La critica definisce i film di Darren Aronofsky “film-cervello” e in Madre! questa definizione è decisamente appropriata. Il film è il risultato di mesi e mesi di prove e di un anno di post produzione, in particolare per le sequenze in CGI. La cura maniacale di ogni particolare si cela dietro a un’estetica che fa riferimento a produzioni low budget degli anni ’70.
Girato in Super16mm e con ottiche dalla profondità di campo cortissima, Aronofsky e Matthew Libatique (dop che ha seguito tutti i suoi lavori) riescono a dare vita alla pellicola proprio attraverso espedienti registici e di fotografia.
Nel dettaglio, la camera a mano è sempre connessa a “Mother” attraverso inquadrature di spalle, semi soggettive e soggettive. Sono rari i campi larghi e quando succede il cineasta sceglie di farci vedere la Lawrence solitaria nella casa, rimarcandone il legame vitale.
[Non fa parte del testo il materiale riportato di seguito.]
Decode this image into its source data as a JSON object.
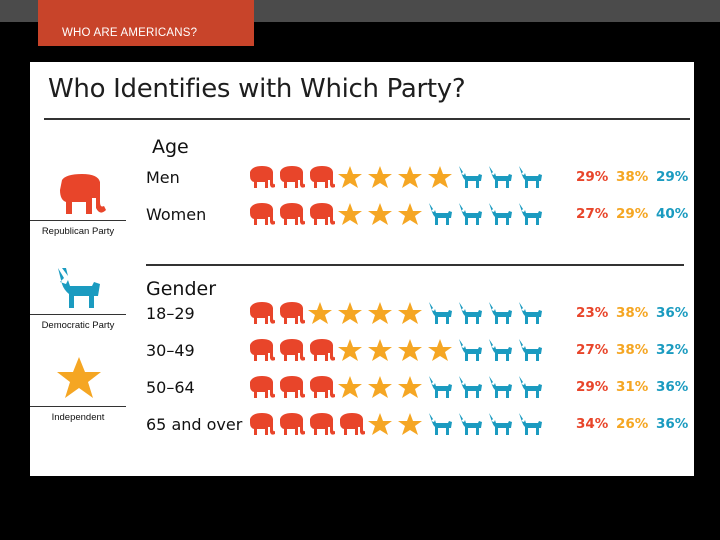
{
  "header": {
    "tab_label": "WHO ARE AMERICANS?"
  },
  "panel": {
    "title": "Who Identifies with Which Party?",
    "section_1": "Age",
    "section_2": "Gender"
  },
  "legend": [
    {
      "label": "Republican Party",
      "icon": "elephant-icon",
      "color": "#e8452a"
    },
    {
      "label": "Democratic Party",
      "icon": "donkey-icon",
      "color": "#1b9bc0"
    },
    {
      "label": "Independent",
      "icon": "star-icon",
      "color": "#f5a623"
    }
  ],
  "chart_data": {
    "type": "table",
    "series": [
      {
        "name": "Republican Party",
        "color": "#e8452a"
      },
      {
        "name": "Independent",
        "color": "#f5a623"
      },
      {
        "name": "Democratic Party",
        "color": "#1b9bc0"
      }
    ],
    "groups": [
      {
        "rows": [
          {
            "label": "Men",
            "values": [
              29,
              38,
              29
            ],
            "text": [
              "29%",
              "38%",
              "29%"
            ]
          },
          {
            "label": "Women",
            "values": [
              27,
              29,
              40
            ],
            "text": [
              "27%",
              "29%",
              "40%"
            ]
          }
        ]
      },
      {
        "rows": [
          {
            "label": "18–29",
            "values": [
              23,
              38,
              36
            ],
            "text": [
              "23%",
              "38%",
              "36%"
            ]
          },
          {
            "label": "30–49",
            "values": [
              27,
              38,
              32
            ],
            "text": [
              "27%",
              "38%",
              "32%"
            ]
          },
          {
            "label": "50–64",
            "values": [
              29,
              31,
              36
            ],
            "text": [
              "29%",
              "31%",
              "36%"
            ]
          },
          {
            "label": "65 and over",
            "values": [
              34,
              26,
              36
            ],
            "text": [
              "34%",
              "26%",
              "36%"
            ]
          }
        ]
      }
    ]
  }
}
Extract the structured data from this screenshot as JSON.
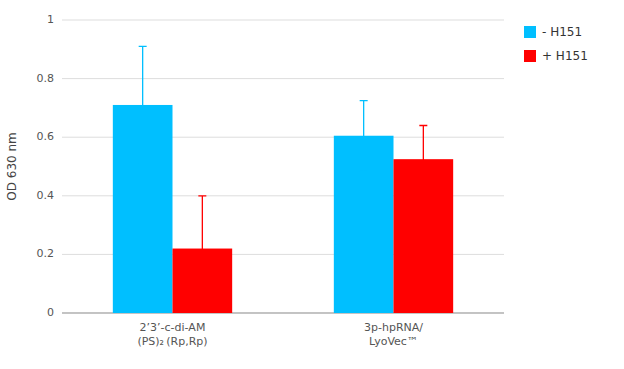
{
  "chart_data": {
    "type": "bar",
    "categories": [
      "2’3’-c-di-AM\n(PS)₂ (Rp,Rp)",
      "3p-hpRNA/\nLyoVec™"
    ],
    "series": [
      {
        "name": "- H151",
        "color": "#00BFFF",
        "values": [
          0.71,
          0.605
        ],
        "errors": [
          0.2,
          0.12
        ]
      },
      {
        "name": "+ H151",
        "color": "#FF0000",
        "values": [
          0.22,
          0.525
        ],
        "errors": [
          0.18,
          0.115
        ]
      }
    ],
    "ylabel": "OD 630 nm",
    "ylim": [
      0,
      1.0
    ],
    "yticks": [
      0,
      0.2,
      0.4,
      0.6,
      0.8,
      1
    ],
    "grid": true,
    "legend": "right"
  }
}
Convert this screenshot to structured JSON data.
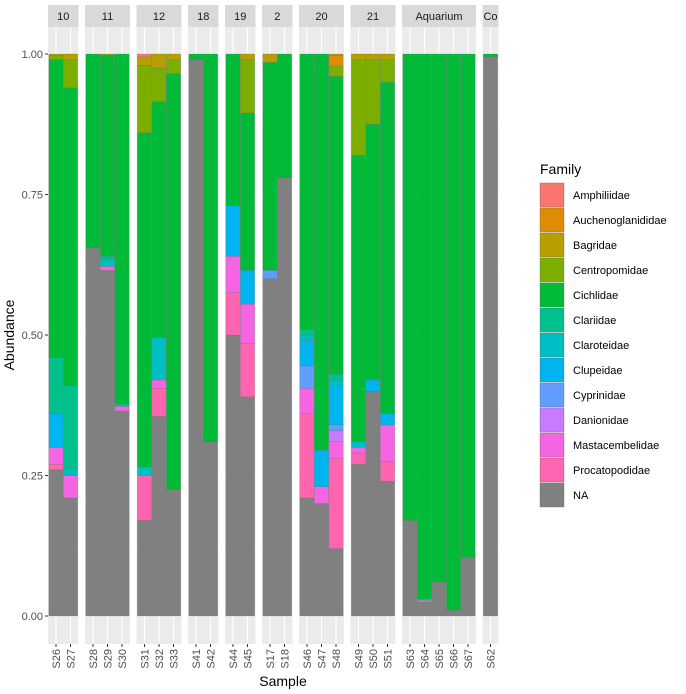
{
  "chart_data": {
    "type": "bar",
    "stacked": true,
    "faceted": true,
    "xlabel": "Sample",
    "ylabel": "Abundance",
    "ylim": [
      0,
      1
    ],
    "y_ticks": [
      "0.00",
      "0.25",
      "0.50",
      "0.75",
      "1.00"
    ],
    "legend": {
      "title": "Family",
      "placement": "right",
      "entries": [
        {
          "name": "Amphiliidae",
          "color": "#F8766D"
        },
        {
          "name": "Auchenoglanididae",
          "color": "#DE8C00"
        },
        {
          "name": "Bagridae",
          "color": "#B79F00"
        },
        {
          "name": "Centropomidae",
          "color": "#7CAE00"
        },
        {
          "name": "Cichlidae",
          "color": "#00BA38"
        },
        {
          "name": "Clariidae",
          "color": "#00C08B"
        },
        {
          "name": "Claroteidae",
          "color": "#00BFC4"
        },
        {
          "name": "Clupeidae",
          "color": "#00B4F0"
        },
        {
          "name": "Cyprinidae",
          "color": "#619CFF"
        },
        {
          "name": "Danionidae",
          "color": "#C77CFF"
        },
        {
          "name": "Mastacembelidae",
          "color": "#F564E3"
        },
        {
          "name": "Procatopodidae",
          "color": "#FF64B0"
        },
        {
          "name": "NA",
          "color": "#808080"
        }
      ]
    },
    "panels": [
      {
        "label": "10",
        "samples": [
          {
            "name": "S26",
            "stack": [
              [
                "NA",
                0.26
              ],
              [
                "Procatopodidae",
                0.01
              ],
              [
                "Mastacembelidae",
                0.03
              ],
              [
                "Clupeidae",
                0.06
              ],
              [
                "Clariidae",
                0.1
              ],
              [
                "Cichlidae",
                0.53
              ],
              [
                "Centropomidae",
                0.008
              ],
              [
                "Bagridae",
                0.002
              ]
            ]
          },
          {
            "name": "S27",
            "stack": [
              [
                "NA",
                0.21
              ],
              [
                "Mastacembelidae",
                0.04
              ],
              [
                "Claroteidae",
                0.01
              ],
              [
                "Clariidae",
                0.15
              ],
              [
                "Cichlidae",
                0.53
              ],
              [
                "Centropomidae",
                0.05
              ],
              [
                "Bagridae",
                0.01
              ]
            ]
          }
        ]
      },
      {
        "label": "11",
        "samples": [
          {
            "name": "S28",
            "stack": [
              [
                "NA",
                0.655
              ],
              [
                "Cichlidae",
                0.345
              ]
            ]
          },
          {
            "name": "S29",
            "stack": [
              [
                "NA",
                0.615
              ],
              [
                "Mastacembelidae",
                0.007
              ],
              [
                "Claroteidae",
                0.013
              ],
              [
                "Clariidae",
                0.005
              ],
              [
                "Cichlidae",
                0.358
              ],
              [
                "Centropomidae",
                0.002
              ]
            ]
          },
          {
            "name": "S30",
            "stack": [
              [
                "NA",
                0.365
              ],
              [
                "Mastacembelidae",
                0.008
              ],
              [
                "Clariidae",
                0.005
              ],
              [
                "Cichlidae",
                0.622
              ]
            ]
          }
        ]
      },
      {
        "label": "12",
        "samples": [
          {
            "name": "S31",
            "stack": [
              [
                "NA",
                0.17
              ],
              [
                "Procatopodidae",
                0.08
              ],
              [
                "Claroteidae",
                0.015
              ],
              [
                "Cichlidae",
                0.595
              ],
              [
                "Centropomidae",
                0.12
              ],
              [
                "Bagridae",
                0.015
              ],
              [
                "Amphiliidae",
                0.005
              ]
            ]
          },
          {
            "name": "S32",
            "stack": [
              [
                "NA",
                0.355
              ],
              [
                "Procatopodidae",
                0.05
              ],
              [
                "Mastacembelidae",
                0.015
              ],
              [
                "Claroteidae",
                0.075
              ],
              [
                "Cichlidae",
                0.42
              ],
              [
                "Centropomidae",
                0.06
              ],
              [
                "Bagridae",
                0.025
              ]
            ]
          },
          {
            "name": "S33",
            "stack": [
              [
                "NA",
                0.225
              ],
              [
                "Cichlidae",
                0.74
              ],
              [
                "Centropomidae",
                0.025
              ],
              [
                "Bagridae",
                0.01
              ]
            ]
          }
        ]
      },
      {
        "label": "18",
        "samples": [
          {
            "name": "S41",
            "stack": [
              [
                "NA",
                0.99
              ],
              [
                "Cichlidae",
                0.01
              ]
            ]
          },
          {
            "name": "S42",
            "stack": [
              [
                "NA",
                0.31
              ],
              [
                "Cichlidae",
                0.69
              ]
            ]
          }
        ]
      },
      {
        "label": "19",
        "samples": [
          {
            "name": "S44",
            "stack": [
              [
                "NA",
                0.5
              ],
              [
                "Procatopodidae",
                0.075
              ],
              [
                "Mastacembelidae",
                0.065
              ],
              [
                "Clupeidae",
                0.09
              ],
              [
                "Cichlidae",
                0.27
              ]
            ]
          },
          {
            "name": "S45",
            "stack": [
              [
                "NA",
                0.39
              ],
              [
                "Procatopodidae",
                0.095
              ],
              [
                "Mastacembelidae",
                0.07
              ],
              [
                "Clupeidae",
                0.06
              ],
              [
                "Cichlidae",
                0.28
              ],
              [
                "Centropomidae",
                0.095
              ],
              [
                "Bagridae",
                0.01
              ]
            ]
          }
        ]
      },
      {
        "label": "2",
        "samples": [
          {
            "name": "S17",
            "stack": [
              [
                "NA",
                0.6
              ],
              [
                "Cyprinidae",
                0.015
              ],
              [
                "Cichlidae",
                0.37
              ],
              [
                "Bagridae",
                0.015
              ]
            ]
          },
          {
            "name": "S18",
            "stack": [
              [
                "NA",
                0.78
              ],
              [
                "Cichlidae",
                0.22
              ]
            ]
          }
        ]
      },
      {
        "label": "20",
        "samples": [
          {
            "name": "S46",
            "stack": [
              [
                "NA",
                0.21
              ],
              [
                "Procatopodidae",
                0.15
              ],
              [
                "Mastacembelidae",
                0.045
              ],
              [
                "Cyprinidae",
                0.04
              ],
              [
                "Clupeidae",
                0.045
              ],
              [
                "Claroteidae",
                0.01
              ],
              [
                "Clariidae",
                0.01
              ],
              [
                "Cichlidae",
                0.49
              ]
            ]
          },
          {
            "name": "S47",
            "stack": [
              [
                "NA",
                0.2
              ],
              [
                "Mastacembelidae",
                0.03
              ],
              [
                "Clupeidae",
                0.065
              ],
              [
                "Cichlidae",
                0.705
              ]
            ]
          },
          {
            "name": "S48",
            "stack": [
              [
                "NA",
                0.12
              ],
              [
                "Procatopodidae",
                0.16
              ],
              [
                "Mastacembelidae",
                0.03
              ],
              [
                "Danionidae",
                0.02
              ],
              [
                "Cyprinidae",
                0.01
              ],
              [
                "Clupeidae",
                0.07
              ],
              [
                "Claroteidae",
                0.01
              ],
              [
                "Clariidae",
                0.01
              ],
              [
                "Cichlidae",
                0.53
              ],
              [
                "Centropomidae",
                0.018
              ],
              [
                "Auchenoglanididae",
                0.02
              ],
              [
                "Bagridae",
                0.002
              ]
            ]
          }
        ]
      },
      {
        "label": "21",
        "samples": [
          {
            "name": "S49",
            "stack": [
              [
                "NA",
                0.27
              ],
              [
                "Procatopodidae",
                0.02
              ],
              [
                "Mastacembelidae",
                0.01
              ],
              [
                "Claroteidae",
                0.01
              ],
              [
                "Cichlidae",
                0.51
              ],
              [
                "Centropomidae",
                0.17
              ],
              [
                "Bagridae",
                0.01
              ]
            ]
          },
          {
            "name": "S50",
            "stack": [
              [
                "NA",
                0.4
              ],
              [
                "Clupeidae",
                0.02
              ],
              [
                "Cichlidae",
                0.455
              ],
              [
                "Centropomidae",
                0.115
              ],
              [
                "Bagridae",
                0.01
              ]
            ]
          },
          {
            "name": "S51",
            "stack": [
              [
                "NA",
                0.24
              ],
              [
                "Procatopodidae",
                0.035
              ],
              [
                "Mastacembelidae",
                0.065
              ],
              [
                "Clupeidae",
                0.02
              ],
              [
                "Cichlidae",
                0.59
              ],
              [
                "Centropomidae",
                0.04
              ],
              [
                "Bagridae",
                0.01
              ]
            ]
          }
        ]
      },
      {
        "label": "Aquarium",
        "samples": [
          {
            "name": "S63",
            "stack": [
              [
                "NA",
                0.17
              ],
              [
                "Cichlidae",
                0.83
              ]
            ]
          },
          {
            "name": "S64",
            "stack": [
              [
                "NA",
                0.025
              ],
              [
                "Danionidae",
                0.003
              ],
              [
                "Cyprinidae",
                0.002
              ],
              [
                "Cichlidae",
                0.97
              ]
            ]
          },
          {
            "name": "S65",
            "stack": [
              [
                "NA",
                0.06
              ],
              [
                "Cichlidae",
                0.94
              ]
            ]
          },
          {
            "name": "S66",
            "stack": [
              [
                "NA",
                0.01
              ],
              [
                "Cichlidae",
                0.99
              ]
            ]
          },
          {
            "name": "S67",
            "stack": [
              [
                "NA",
                0.105
              ],
              [
                "Cichlidae",
                0.895
              ]
            ]
          }
        ]
      },
      {
        "label": "Co",
        "samples": [
          {
            "name": "S62",
            "stack": [
              [
                "NA",
                0.995
              ],
              [
                "Cichlidae",
                0.005
              ]
            ]
          }
        ]
      }
    ]
  }
}
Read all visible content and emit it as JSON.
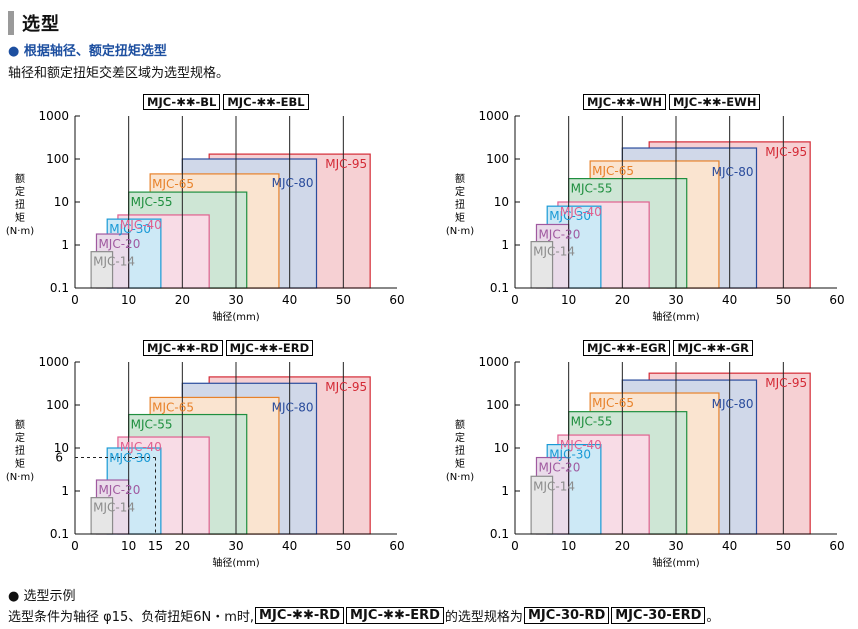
{
  "header": {
    "title": "选型",
    "subtitle": "● 根据轴径、额定扭矩选型",
    "description": "轴径和额定扭矩交差区域为选型规格。"
  },
  "charts_common": {
    "y_label_lines": [
      "额",
      "定",
      "扭",
      "矩",
      "(N·m)"
    ],
    "x_label": "轴径(mm)",
    "x_ticks": [
      0,
      10,
      20,
      30,
      40,
      50,
      60
    ],
    "y_ticks": [
      "0.1",
      "1",
      "10",
      "100",
      "1000"
    ]
  },
  "example": {
    "heading": "● 选型示例",
    "text_a": "选型条件为轴径 φ15、负荷扭矩6N・m时, ",
    "box1": "MJC-✱✱-RD",
    "box2": "MJC-✱✱-ERD",
    "text_b": "的选型规格为",
    "box3": "MJC-30-RD",
    "box4": "MJC-30-ERD",
    "text_c": "。"
  },
  "chart_data": [
    {
      "type": "area",
      "labels": [
        "MJC-✱✱-BL",
        "MJC-✱✱-EBL"
      ],
      "xlim": [
        0,
        60
      ],
      "ylim": [
        0.1,
        1000
      ],
      "y_scale": "log",
      "series": [
        {
          "name": "MJC-14",
          "x_max": 7,
          "torque_max": 0.7,
          "color": "#8c8c8c"
        },
        {
          "name": "MJC-20",
          "x_max": 10,
          "torque_max": 1.8,
          "color": "#a05aa0"
        },
        {
          "name": "MJC-30",
          "x_max": 16,
          "torque_max": 4,
          "color": "#1a9ad6"
        },
        {
          "name": "MJC-40",
          "x_max": 25,
          "torque_max": 5,
          "color": "#e0608f"
        },
        {
          "name": "MJC-55",
          "x_max": 32,
          "torque_max": 17,
          "color": "#1f8f3f"
        },
        {
          "name": "MJC-65",
          "x_max": 38,
          "torque_max": 45,
          "color": "#e8822a"
        },
        {
          "name": "MJC-80",
          "x_max": 45,
          "torque_max": 100,
          "color": "#2a4c9c"
        },
        {
          "name": "MJC-95",
          "x_max": 55,
          "torque_max": 130,
          "color": "#d42a36"
        }
      ]
    },
    {
      "type": "area",
      "labels": [
        "MJC-✱✱-WH",
        "MJC-✱✱-EWH"
      ],
      "xlim": [
        0,
        60
      ],
      "ylim": [
        0.1,
        1000
      ],
      "y_scale": "log",
      "series": [
        {
          "name": "MJC-14",
          "x_max": 7,
          "torque_max": 1.2,
          "color": "#8c8c8c"
        },
        {
          "name": "MJC-20",
          "x_max": 10,
          "torque_max": 3,
          "color": "#a05aa0"
        },
        {
          "name": "MJC-30",
          "x_max": 16,
          "torque_max": 8,
          "color": "#1a9ad6"
        },
        {
          "name": "MJC-40",
          "x_max": 25,
          "torque_max": 10,
          "color": "#e0608f"
        },
        {
          "name": "MJC-55",
          "x_max": 32,
          "torque_max": 35,
          "color": "#1f8f3f"
        },
        {
          "name": "MJC-65",
          "x_max": 38,
          "torque_max": 90,
          "color": "#e8822a"
        },
        {
          "name": "MJC-80",
          "x_max": 45,
          "torque_max": 180,
          "color": "#2a4c9c"
        },
        {
          "name": "MJC-95",
          "x_max": 55,
          "torque_max": 250,
          "color": "#d42a36"
        }
      ]
    },
    {
      "type": "area",
      "labels": [
        "MJC-✱✱-RD",
        "MJC-✱✱-ERD"
      ],
      "xlim": [
        0,
        60
      ],
      "ylim": [
        0.1,
        1000
      ],
      "y_scale": "log",
      "extra_y_tick": "6",
      "example_point": {
        "x": 15,
        "y": 6
      },
      "series": [
        {
          "name": "MJC-14",
          "x_max": 7,
          "torque_max": 0.7,
          "color": "#8c8c8c"
        },
        {
          "name": "MJC-20",
          "x_max": 10,
          "torque_max": 1.8,
          "color": "#a05aa0"
        },
        {
          "name": "MJC-30",
          "x_max": 16,
          "torque_max": 10,
          "color": "#1a9ad6"
        },
        {
          "name": "MJC-40",
          "x_max": 25,
          "torque_max": 18,
          "color": "#e0608f"
        },
        {
          "name": "MJC-55",
          "x_max": 32,
          "torque_max": 60,
          "color": "#1f8f3f"
        },
        {
          "name": "MJC-65",
          "x_max": 38,
          "torque_max": 150,
          "color": "#e8822a"
        },
        {
          "name": "MJC-80",
          "x_max": 45,
          "torque_max": 320,
          "color": "#2a4c9c"
        },
        {
          "name": "MJC-95",
          "x_max": 55,
          "torque_max": 450,
          "color": "#d42a36"
        }
      ]
    },
    {
      "type": "area",
      "labels": [
        "MJC-✱✱-EGR",
        "MJC-✱✱-GR"
      ],
      "xlim": [
        0,
        60
      ],
      "ylim": [
        0.1,
        1000
      ],
      "y_scale": "log",
      "series": [
        {
          "name": "MJC-14",
          "x_max": 7,
          "torque_max": 2.2,
          "color": "#8c8c8c"
        },
        {
          "name": "MJC-20",
          "x_max": 10,
          "torque_max": 6,
          "color": "#a05aa0"
        },
        {
          "name": "MJC-30",
          "x_max": 16,
          "torque_max": 12,
          "color": "#1a9ad6"
        },
        {
          "name": "MJC-40",
          "x_max": 25,
          "torque_max": 20,
          "color": "#e0608f"
        },
        {
          "name": "MJC-55",
          "x_max": 32,
          "torque_max": 70,
          "color": "#1f8f3f"
        },
        {
          "name": "MJC-65",
          "x_max": 38,
          "torque_max": 190,
          "color": "#e8822a"
        },
        {
          "name": "MJC-80",
          "x_max": 45,
          "torque_max": 380,
          "color": "#2a4c9c"
        },
        {
          "name": "MJC-95",
          "x_max": 55,
          "torque_max": 550,
          "color": "#d42a36"
        }
      ]
    }
  ]
}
Nella prima parte i colori sono tendenti al pastello e riflettono l’apparente serenità della protagonista. Mano a mano che gli eventi prendono il sopravvento la fotografia si fa più scura, in alcune scene facciamo fatica a distinguere il soggetto a causa della sottoesposizione forzata, vira al rosso (alle fiamme) e la messa a fuoco si perde via via richiamando l’attenzione dell’osservatore e ricordando che non è possibile comprendere tutto quel che accade.
La pellicola inoltre è priva di colonna sonora ma presenta un accuratissimo lavoro di sound design, ogni movimento, anche quello più impercettibile è descritto a livello sonoro in modo egregio facendoci sentire parte integrante della scena.
Madre! è un film sui generis, sfacciatamente faticoso, un grido intimo che cerca collettività. Un applauso a Darren anche se ne siamo usciti affaticati e perplessi.